In the latest example, the Financial Conduct Authority found that only 2 of the 164 RBS and NatWest mortgage sales reviewed actually met the required sales standard. Even the banks’ own tests confirmed the problem that borrowers were at grave risk of being sold the wrong type of mortgage. Yet it took the banks nearly a year to stop fiddling and begin taking proper steps to resolve the issues. Worst of all, this took place in 2011 and 2012 - long after the events of 2008 had alerted everyone to just how poorly these banks were managed generally; and after numerous specific failings had been detected in their retail operatons.
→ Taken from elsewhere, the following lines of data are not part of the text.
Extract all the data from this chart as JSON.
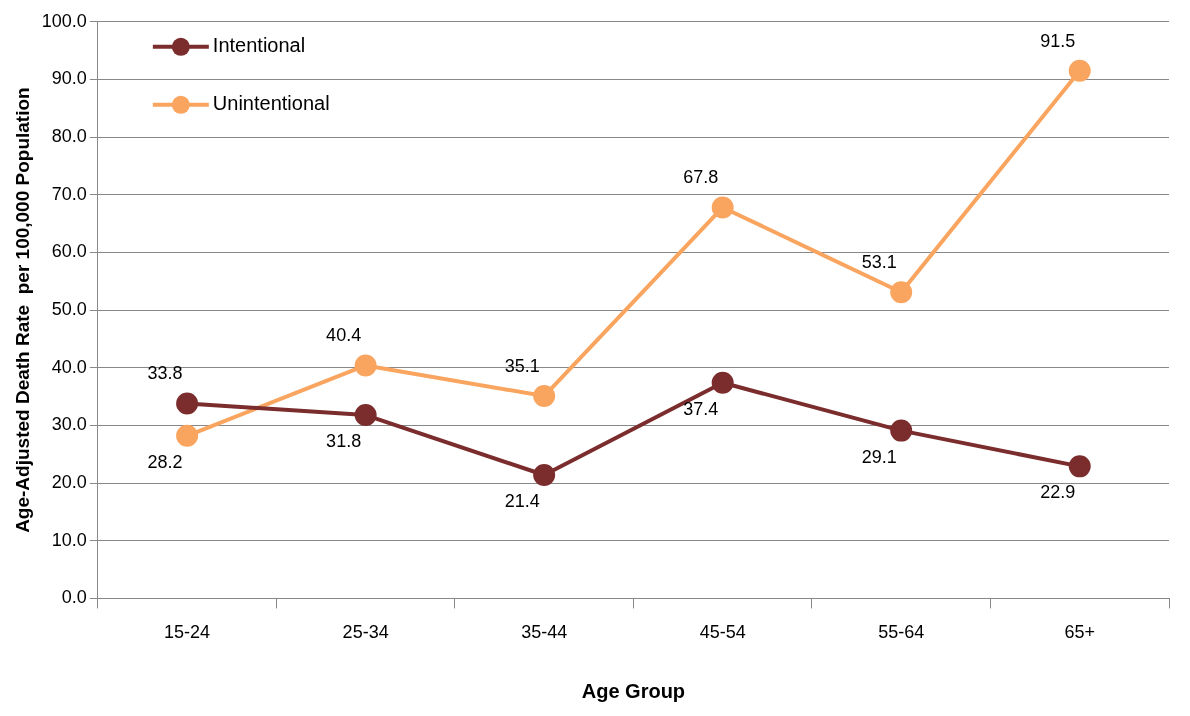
{
  "chart_data": {
    "type": "line",
    "xlabel": "Age Group",
    "ylabel": "Age-Adjusted Death Rate  per 100,000 Population",
    "categories": [
      "15-24",
      "25-34",
      "35-44",
      "45-54",
      "55-64",
      "65+"
    ],
    "series": [
      {
        "name": "Intentional",
        "color": "#7b2c2c",
        "values": [
          33.8,
          31.8,
          21.4,
          37.4,
          29.1,
          22.9
        ]
      },
      {
        "name": "Unintentional",
        "color": "#f9a55f",
        "values": [
          28.2,
          40.4,
          35.1,
          67.8,
          53.1,
          91.5
        ]
      }
    ],
    "ylim": [
      0,
      100
    ],
    "yticks": [
      {
        "value": 0,
        "label": "0.0"
      },
      {
        "value": 10,
        "label": "10.0"
      },
      {
        "value": 20,
        "label": "20.0"
      },
      {
        "value": 30,
        "label": "30.0"
      },
      {
        "value": 40,
        "label": "40.0"
      },
      {
        "value": 50,
        "label": "50.0"
      },
      {
        "value": 60,
        "label": "60.0"
      },
      {
        "value": 70,
        "label": "70.0"
      },
      {
        "value": 80,
        "label": "80.0"
      },
      {
        "value": 90,
        "label": "90.0"
      },
      {
        "value": 100,
        "label": "100.0"
      }
    ],
    "grid": "y",
    "legend": "top left",
    "marker": "circle",
    "line_style": "solid",
    "data_labels": true
  }
}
The same banks had just been fined for failing to screen customers and handle complaints appropriately - and had even failed to enable customers to pay bills or access money.
Of course, RBS and NatWest are not alone, and the banks' problems are not confined to their retail operations. Most of the major banks are embroiled in scandals arising from lack of operational controls of one kind or another.
Over at heavily-embattled HSBC, the Chairman and Chief Executive have been whingeing about the 'cost of compliance', as if it's a dead weight they're forced to bolt-on to the side of their sales process, rather than a set of largely common-sense business rules that should be embedded in their operations.
They don't seem to realise what a sad indictment it is on the level of management skill in the financial services industry that successive regulators since 1986 have felt obliged to spell-out in minute detail how to operate a financial services business at every level and in every scenario. As a result, no human could possibly lift a printed version of the FCA's 'Handbook'.
The same charge can be made for failings in longer term strategy. The government had to force the banks to invest in faster payment processing capabilities, for example, and it took an extensive series of court battles before banks were finally shamed into 'voluntarily' reducing overdraft charges. The most recent indictment on the levels of skill, enthusiasm, initiative, vision and energy at the top of the UK's banks is that the government will have to regulate to make them refer rejected business funding applications to alternative lenders.
That's right, UK bank executives aren't even up to negotiating simple lead-referral arrangements.
Why, they fight regulation, of course, and all the operational rigour it seeks to impose.